Monday, March 13, 2006

Doing It All

"How do you do it all?" I encountered that question twice last week. The short answer is 'you can't.' You'll run yourself ragged if you try. You can, however, make changes in your life to make room for dreams, children, etc. Below are a few tips to keep in mind when making changes.

1) Know yourself.

Some people don't have a problem letting housework slide. Others, myself included, cannot focus in a messy, cluttered environment. Housework comes before writing in my daily routine because I want to be at my best when I greet the page. Some writers swear by getting up an hour earlier, some insist on sticking to a routine. I have a basic routine built around my daughters' needs. The important thing is to know your own quirks.


2) Prioritize

I can't (and won't) rank certain aspects of my life by how important they are to me. My top priorities are my daughters, my career, my marriage and myself. My physical, spiritual and emotional wellbeing fall under the 'myself' heading. Friends, volunteer work and my extended family come right after those top four. If I created a pie chart of how I spent my time each month for a year, no two months would be the same. Circumstances sometimes demand that I focus more closely on one thing. If my husband was sick, he might appear to be more important based solely on the amount of time I spent taking care of him. If I had a deadline, my career might seem more important. I have interests outside of the seven categories listed above. I just don't pursue those interests actively at this point in my life. Last year, I planted flowers all along the front of the house. Weeds overtook the flowers. I wanted flowers but weeding isn't high on my priority list so that particular chore kept getting put off. This year, I'll stick to a few plants in decorative containers placed strategically around the yard. I don't see my friends often and I rarely sit down in front of the TV. When I do sit in front of the TV, it's not to watch a popular program. It's to watch a DVD with my children or husband. We got rid of Dishnetwork years ago. I think our TV picks up two local channels. I don't miss it.

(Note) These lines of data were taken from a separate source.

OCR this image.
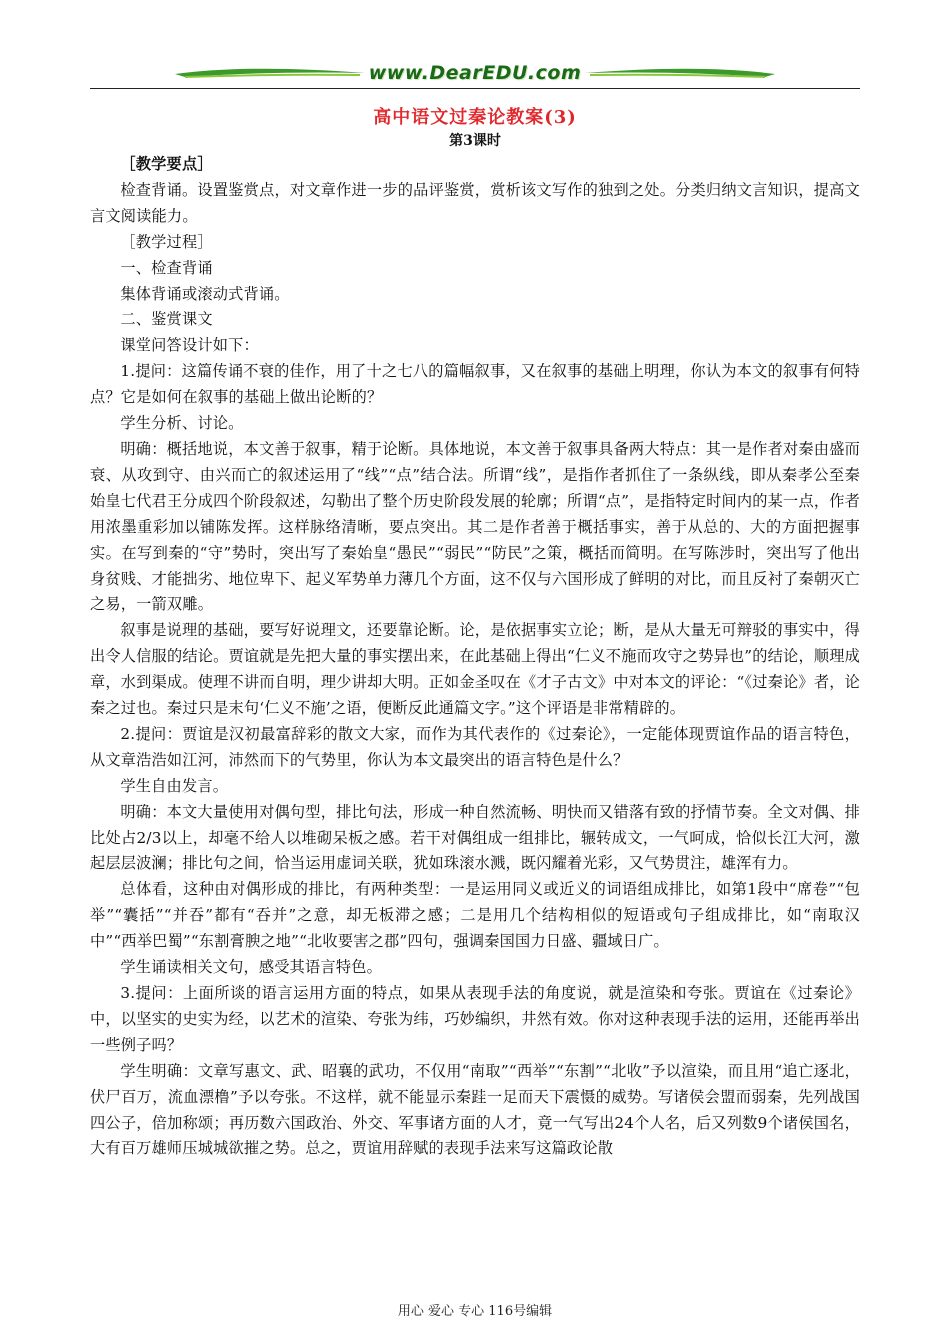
www.DearEDU.com
高中语文过秦论教案(3)
第3课时

［教学要点］

检查背诵。设置鉴赏点，对文章作进一步的品评鉴赏，赏析该文写作的独到之处。分类归纳文言知识，提高文言文阅读能力。

［教学过程］

一、检查背诵

集体背诵或滚动式背诵。

二、鉴赏课文

课堂问答设计如下：

1.提问：这篇传诵不衰的佳作，用了十之七八的篇幅叙事，又在叙事的基础上明理，你认为本文的叙事有何特点？它是如何在叙事的基础上做出论断的？

学生分析、讨论。

明确：概括地说，本文善于叙事，精于论断。具体地说，本文善于叙事具备两大特点：其一是作者对秦由盛而衰、从攻到守、由兴而亡的叙述运用了“线”“点”结合法。所谓“线”，是指作者抓住了一条纵线，即从秦孝公至秦始皇七代君王分成四个阶段叙述，勾勒出了整个历史阶段发展的轮廓；所谓“点”，是指特定时间内的某一点，作者用浓墨重彩加以铺陈发挥。这样脉络清晰，要点突出。其二是作者善于概括事实，善于从总的、大的方面把握事实。在写到秦的“守”势时，突出写了秦始皇“愚民”“弱民”“防民”之策，概括而简明。在写陈涉时，突出写了他出身贫贱、才能拙劣、地位卑下、起义军势单力薄几个方面，这不仅与六国形成了鲜明的对比，而且反衬了秦朝灭亡之易，一箭双雕。

叙事是说理的基础，要写好说理文，还要靠论断。论，是依据事实立论；断，是从大量无可辩驳的事实中，得出令人信服的结论。贾谊就是先把大量的事实摆出来，在此基础上得出“仁义不施而攻守之势异也”的结论，顺理成章，水到渠成。使理不讲而自明，理少讲却大明。正如金圣叹在《才子古文》中对本文的评论：“《过秦论》者，论秦之过也。秦过只是末句‘仁义不施’之语，便断反此通篇文字。”这个评语是非常精辟的。

2.提问：贾谊是汉初最富辞彩的散文大家，而作为其代表作的《过秦论》，一定能体现贾谊作品的语言特色，从文章浩浩如江河，沛然而下的气势里，你认为本文最突出的语言特色是什么？

学生自由发言。

明确：本文大量使用对偶句型，排比句法，形成一种自然流畅、明快而又错落有致的抒情节奏。全文对偶、排比处占2/3以上，却毫不给人以堆砌呆板之感。若干对偶组成一组排比，辗转成文，一气呵成，恰似长江大河，激起层层波澜；排比句之间，恰当运用虚词关联，犹如珠滚水溅，既闪耀着光彩，又气势贯注，雄浑有力。

总体看，这种由对偶形成的排比，有两种类型：一是运用同义或近义的词语组成排比，如第1段中“席卷”“包举”“囊括”“并吞”都有“吞并”之意，却无板滞之感；二是用几个结构相似的短语或句子组成排比，如“南取汉中”“西举巴蜀”“东割膏腴之地”“北收要害之郡”四句，强调秦国国力日盛、疆域日广。

学生诵读相关文句，感受其语言特色。

3.提问：上面所谈的语言运用方面的特点，如果从表现手法的角度说，就是渲染和夸张。贾谊在《过秦论》中，以坚实的史实为经，以艺术的渲染、夸张为纬，巧妙编织，井然有效。你对这种表现手法的运用，还能再举出一些例子吗？

学生明确：文章写惠文、武、昭襄的武功，不仅用“南取”“西举”“东割”“北收”予以渲染，而且用“追亡逐北，伏尸百万，流血漂橹”予以夸张。不这样，就不能显示秦跬一足而天下震慑的威势。写诸侯会盟而弱秦，先列战国四公子，倍加称颂；再历数六国政治、外交、军事诸方面的人才，竟一气写出24个人名，后又列数9个诸侯国名，大有百万雄师压城城欲摧之势。总之，贾谊用辞赋的表现手法来写这篇政论散

用心 爱心 专心 116号编辑
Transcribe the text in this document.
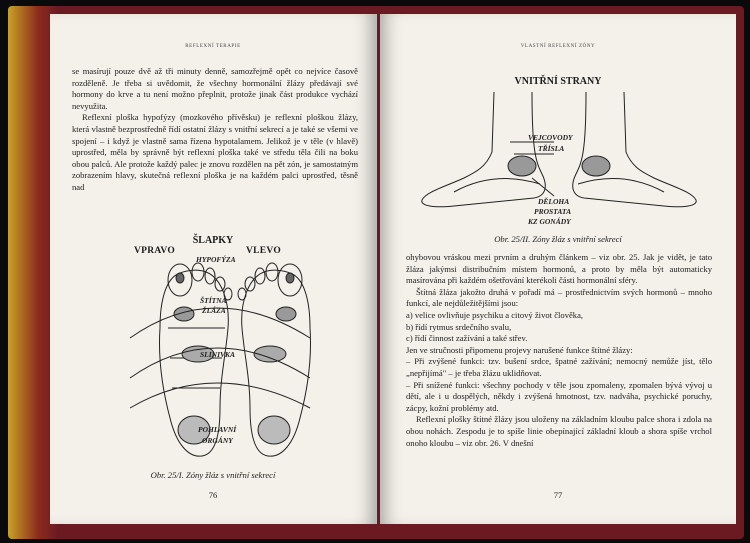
REFLEXNÍ TERAPIE

se masírují pouze dvě až tři minuty denně, samozřejmě opět co nejvíce časově rozděleně. Je třeba si uvědomit, že všechny hormonální žlázy předávají své hormony do krve a tu není možno přeplnit, protože jinak část produkce vychází nevyužita.

Reflexní ploška hypofýzy (mozkového přívěsku) je reflexní ploškou žlázy, která vlastně bezprostředně řídí ostatní žlázy s vnitřní sekrecí a je také se všemi ve spojení – i když je vlastně sama řízena hypotalamem. Jelikož je v těle (v hlavě) uprostřed, měla by správně být reflexní ploška také ve středu těla čili na boku obou palců. Ale protože každý palec je znovu rozdělen na pět zón, je samostatným zobrazením hlavy, skutečná reflexní ploška je na každém palci uprostřed, těsně nad

ŠLAPKY
VPRAVO	VLEVO
HYPOFÝZA
ŠTÍTNÁ
ŽLÁZA
SLINIVKA
POHLAVNÍ
ORGÁNY
Obr. 25/I. Zóny žláz s vnitřní sekrecí
76
VLASTNÍ REFLEXNÍ ZÓNY
VNITŘNÍ STRANY
VEJCOVODY
TŘÍSLA
DĚLOHA
PROSTATA
KZ GONÁDY
Obr. 25/II. Zóny žláz s vnitřní sekrecí

ohybovou vráskou mezi prvním a druhým článkem – viz obr. 25. Jak je vidět, je tato žláza jakýmsi distribučním místem hormonů, a proto by měla být automaticky masírována při každém ošetřování kterékoli části hormonální sféry.

Štítná žláza jakožto druhá v pořadí má – prostřednictvím svých hormonů – mnoho funkcí, ale nejdůležitějšími jsou:

a) velice ovlivňuje psychiku a citový život člověka,
b) řídí rytmus srdečního svalu,
c) řídí činnost zažívání a také střev.

Jen ve stručnosti připomenu projevy narušené funkce štítné žlázy:

– Při zvýšené funkci: tzv. bušení srdce, špatné zažívání; nemocný nemůže jíst, tělo „nepřijímá" – je třeba žlázu uklidňovat.

– Při snížené funkci: všechny pochody v těle jsou zpomaleny, zpomalen bývá vývoj u dětí, ale i u dospělých, někdy i zvýšená hmotnost, tzv. nadváha, psychické poruchy, zácpy, kožní problémy atd.

Reflexní plošky štítné žlázy jsou uloženy na základním kloubu palce shora i zdola na obou nohách. Zespodu je to spíše linie obepínající základní kloub a shora spíše vrchol onoho kloubu – viz obr. 26. V dnešní

77
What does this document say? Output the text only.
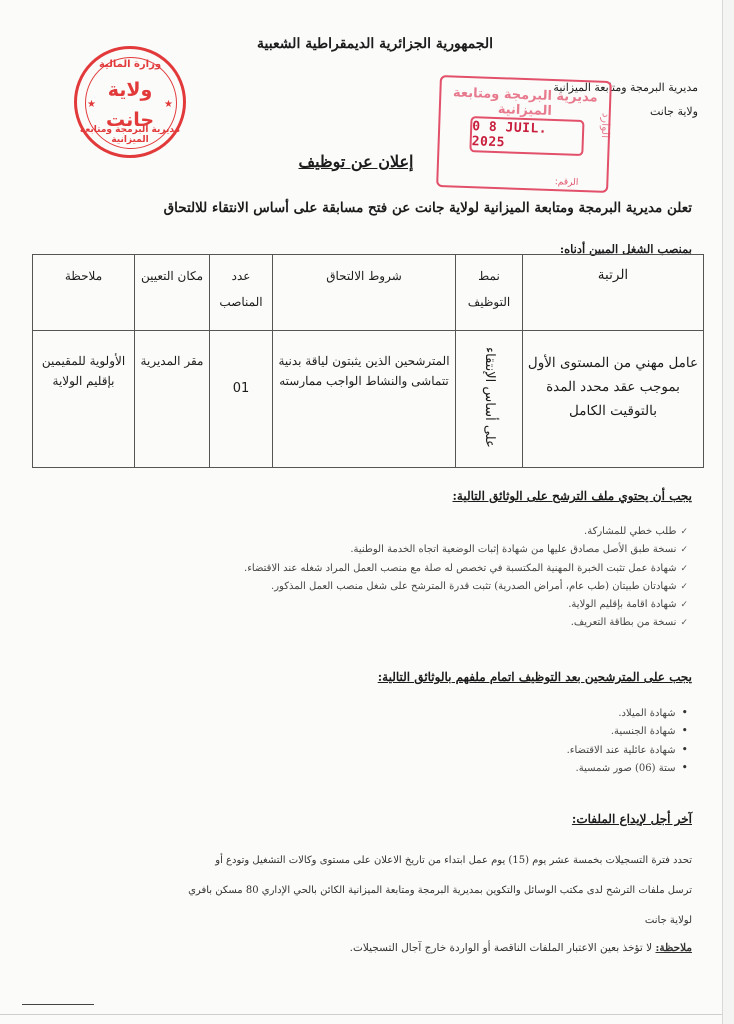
الجمهورية الجزائرية الديمقراطية الشعبية
مديرية البرمجة ومتابعة الميزانية
ولاية جانت
وزارة المالية
ولاية
جانت
★	★
مديرية البرمجة ومتابعة الميزانية
مديرية البرمجة ومتابعة الميزانية
0 8 JUIL. 2025
الوارد
الرقم:
إعلان عن توظيف
تعلن مديرية البرمجة ومتابعة الميزانية لولاية جانت عن فتح مسابقة على أساس الانتقاء للالتحاق
بمنصب الشغل المبين أدناه:
الرتبة	نمط التوظيف	شروط الالتحاق	عدد المناصب	مكان التعيين	ملاحظة
عامل مهني من المستوى الأول بموجب عقد محدد المدة بالتوقيت الكامل	على أساس الإنتقاء	المترشحين الذين يثبتون لياقة بدنية تتماشى والنشاط الواجب ممارسته	01	مقر المديرية	الأولوية للمقيمين بإقليم الولاية
يجب أن يحتوي ملف الترشح على الوثائق التالية:
✓ طلب خطي للمشاركة.
✓ نسخة طبق الأصل مصادق عليها من شهادة إثبات الوضعية اتجاه الخدمة الوطنية.
✓ شهادة عمل تثبت الخبرة المهنية المكتسبة في تخصص له صلة مع منصب العمل المراد شغله عند الاقتضاء.
✓ شهادتان طبيتان (طب عام، أمراض الصدرية) تثبت قدرة المترشح على شغل منصب العمل المذكور.
✓ شهادة اقامة بإقليم الولاية.
✓ نسخة من بطاقة التعريف.
يجب على المترشحين بعد التوظيف اتمام ملفهم بالوثائق التالية:
• شهادة الميلاد.
• شهادة الجنسية.
• شهادة عائلية عند الاقتضاء.
• ستة (06) صور شمسية.
آخر أجل لإيداع الملفات:
تحدد فترة التسجيلات بخمسة عشر يوم (15) يوم عمل ابتداء من تاريخ الاعلان على مستوى وكالات التشغيل وتودع أو
ترسل ملفات الترشح لدى مكتب الوسائل والتكوين بمديرية البرمجة ومتابعة الميزانية الكائن بالحي الإداري 80 مسكن بافري
لولاية جانت
ملاحظة: لا تؤخذ بعين الاعتبار الملفات الناقصة أو الواردة خارج آجال التسجيلات.
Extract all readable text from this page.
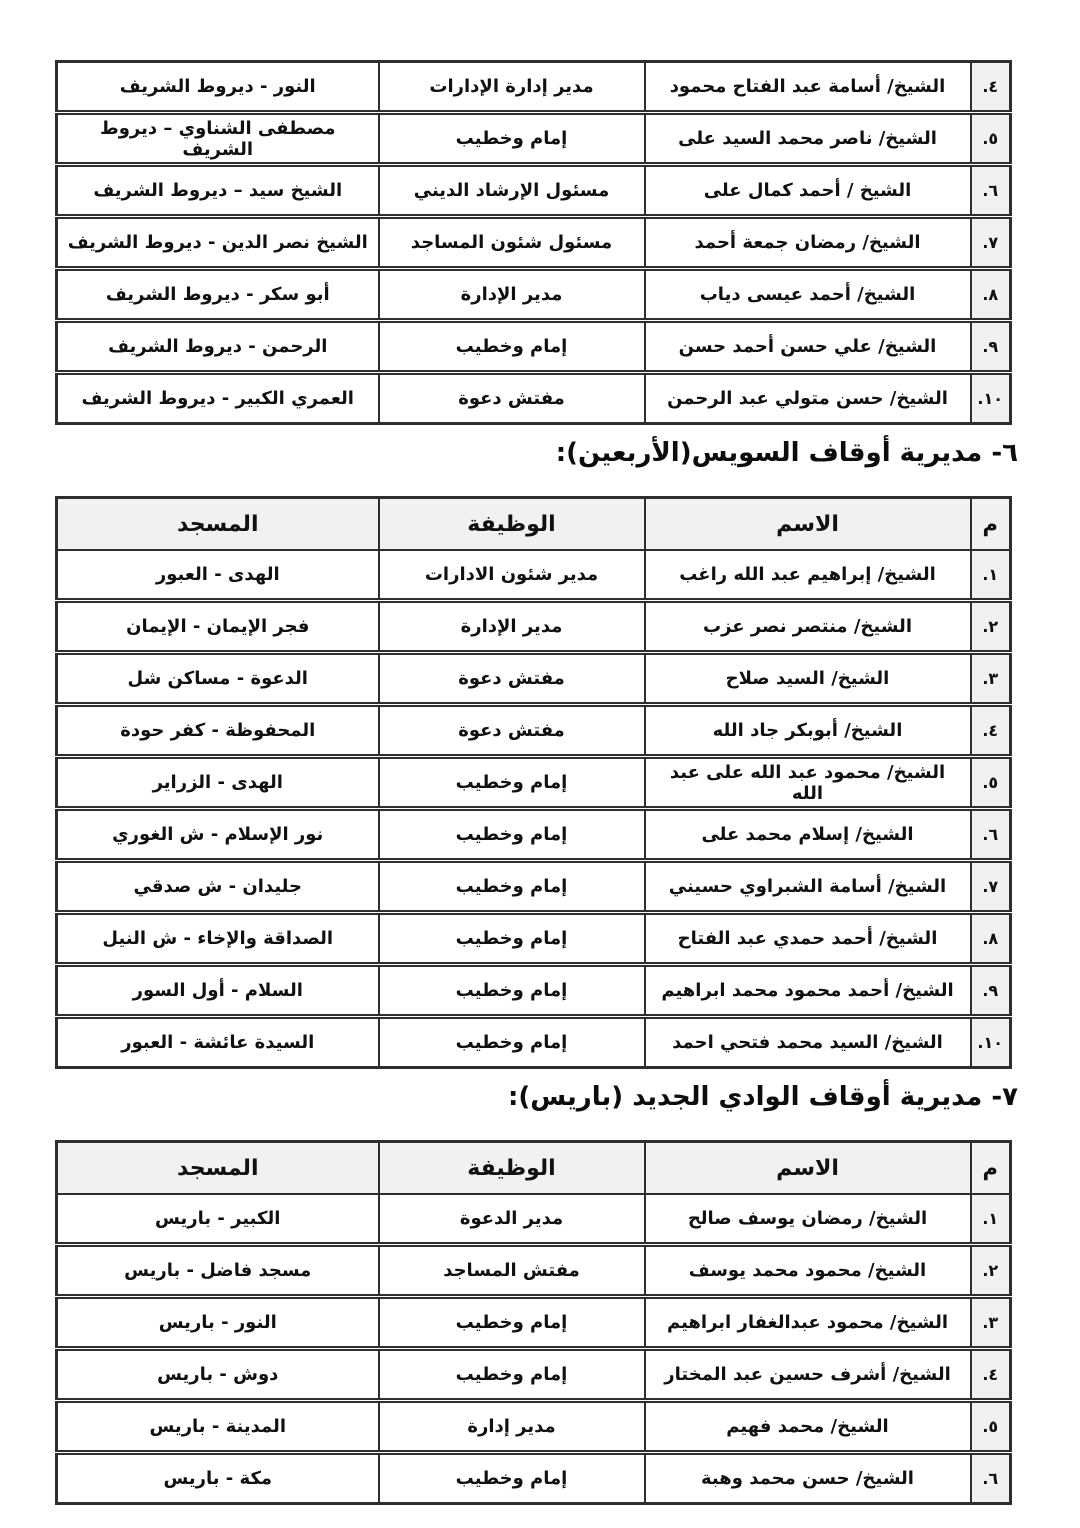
٤.	الشيخ/ أسامة عبد الفتاح محمود	مدير إدارة الإدارات	النور - ديروط الشريف
٥.	الشيخ/ ناصر محمد السيد على	إمام وخطيب	مصطفى الشناوي – ديروط الشريف
٦.	الشيخ / أحمد كمال على	مسئول الإرشاد الديني	الشيخ سيد – ديروط الشريف
٧.	الشيخ/ رمضان جمعة أحمد	مسئول شئون المساجد	الشيخ نصر الدين - ديروط الشريف
٨.	الشيخ/ أحمد عيسى دياب	مدير الإدارة	أبو سكر - ديروط الشريف
٩.	الشيخ/ علي حسن أحمد حسن	إمام وخطيب	الرحمن - ديروط الشريف
١٠.	الشيخ/ حسن متولي عبد الرحمن	مفتش دعوة	العمري الكبير - ديروط الشريف
٦- مديرية أوقاف السويس(الأربعين):
م	الاسم	الوظيفة	المسجد
١.	الشيخ/ إبراهيم عبد الله راغب	مدير شئون الادارات	الهدى - العبور
٢.	الشيخ/ منتصر نصر عزب	مدير الإدارة	فجر الإيمان - الإيمان
٣.	الشيخ/ السيد صلاح	مفتش دعوة	الدعوة - مساكن شل
٤.	الشيخ/ أبوبكر جاد الله	مفتش دعوة	المحفوظة - كفر حودة
٥.	الشيخ/ محمود عبد الله على عبد الله	إمام وخطيب	الهدى - الزراير
٦.	الشيخ/ إسلام محمد على	إمام وخطيب	نور الإسلام - ش الغوري
٧.	الشيخ/ أسامة الشبراوي حسيني	إمام وخطيب	جليدان - ش صدقي
٨.	الشيخ/ أحمد حمدي عبد الفتاح	إمام وخطيب	الصداقة والإخاء - ش النيل
٩.	الشيخ/ أحمد محمود محمد ابراهيم	إمام وخطيب	السلام - أول السور
١٠.	الشيخ/ السيد محمد فتحي احمد	إمام وخطيب	السيدة عائشة - العبور
٧- مديرية أوقاف الوادي الجديد (باريس):
م	الاسم	الوظيفة	المسجد
١.	الشيخ/ رمضان يوسف صالح	مدير الدعوة	الكبير - باريس
٢.	الشيخ/ محمود محمد يوسف	مفتش المساجد	مسجد فاضل - باريس
٣.	الشيخ/ محمود عبدالغفار ابراهيم	إمام وخطيب	النور - باريس
٤.	الشيخ/ أشرف حسين عبد المختار	إمام وخطيب	دوش - باريس
٥.	الشيخ/ محمد فهيم	مدير إدارة	المدينة - باريس
٦.	الشيخ/ حسن محمد وهبة	إمام وخطيب	مكة - باريس
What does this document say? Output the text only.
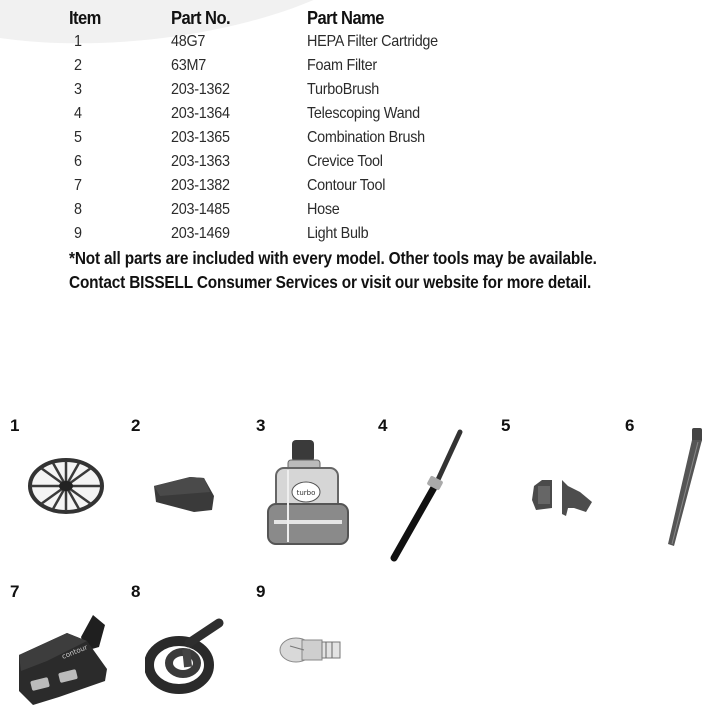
Item	Part No.	Part Name
1	48G7	HEPA Filter Cartridge
2	63M7	Foam Filter
3	203-1362	TurboBrush
4	203-1364	Telescoping Wand
5	203-1365	Combination Brush
6	203-1363	Crevice Tool
7	203-1382	Contour Tool
8	203-1485	Hose
9	203-1469	Light Bulb
*Not all parts are included with every model. Other tools may be available.
Contact BISSELL Consumer Services or visit our website for more detail.
1	2	3
turbo
4	5	6
7
contour
8	9
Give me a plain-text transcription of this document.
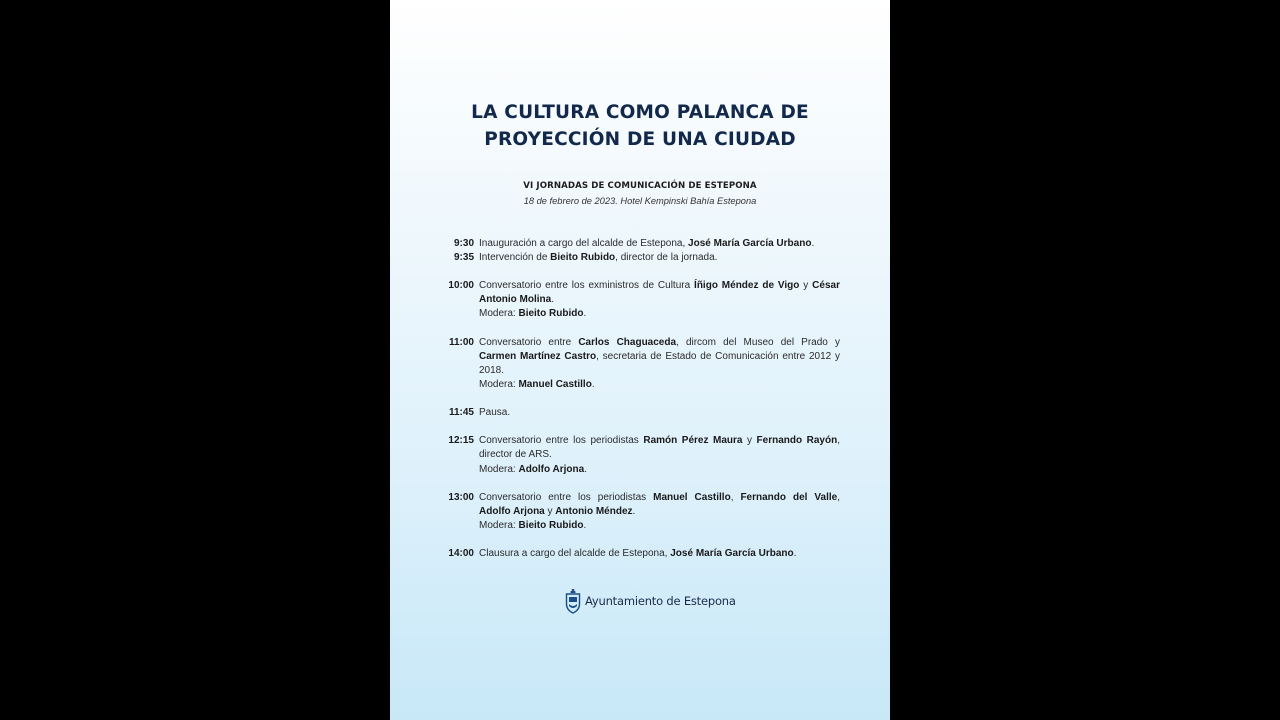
LA CULTURA COMO PALANCA DE
PROYECCIÓN DE UNA CIUDAD
VI JORNADAS DE COMUNICACIÓN DE ESTEPONA
18 de febrero de 2023. Hotel Kempinski Bahía Estepona
9:30 Inauguración a cargo del alcalde de Estepona, José María García Urbano.
9:35 Intervención de Bieito Rubido, director de la jornada.
10:00 Conversatorio entre los exministros de Cultura Íñigo Méndez de Vigo y César Antonio Molina.
Modera: Bieito Rubido.
11:00 Conversatorio entre Carlos Chaguaceda, dircom del Museo del Prado y Carmen Martínez Castro, secretaria de Estado de Comunicación entre 2012 y 2018.
Modera: Manuel Castillo.
11:45 Pausa.
12:15 Conversatorio entre los periodistas Ramón Pérez Maura y Fernando Rayón, director de ARS.
Modera: Adolfo Arjona.
13:00 Conversatorio entre los periodistas Manuel Castillo, Fernando del Valle, Adolfo Arjona y Antonio Méndez.
Modera: Bieito Rubido.
14:00 Clausura a cargo del alcalde de Estepona, José María García Urbano.
Ayuntamiento de Estepona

3) Lower Your Expectations

Don't give yourself a 'to do' list only someone with superhuman powers can complete. I once talked to a woman who planned to make every meal from scratch, grow all her own vegetables, make clothes for her children, volunteer at the hospital, coach little league and climb the corporate ladder. After a short time, she lowered her expectations. She makes one meal from scratch on the weekend and other foods through the week when time permits. She grows a few vegetables and makes Halloween costumes. She buys the rest. She's volunteering as a coach for now and later, when her kids are grown, will volunteer at the hospital. It's great to have a list of things you'd like to do just remember you don't have to do them all now.


4) Don't Beat Yourself Up

There will be times when things fall apart. Even the best juggler drops a ball now and then. One bad hour doesn't have to ruin your day and one bad day shouldn't ruin your week. Make the next one better and cut yourself some slack. A bad day, week or month doesn't make you a failure at anything. It makes you human. People get sick. Cars break down. Life happens. We often look back after something happens and say, "I should’ve seen it coming. There were warning signs." To that, I offer Grandma's words of wisdom. "Shoulda, woulda, and coulda ain't movin' you forward."

There are a few important things to remember. The only 'wrong way' to be a writer is to never put a word on the page. What works for others may not work for you. Try different things until you find what works for you. Most important of all, if it's all a bunch of drudgery to you, make some changes. You should enjoy your life.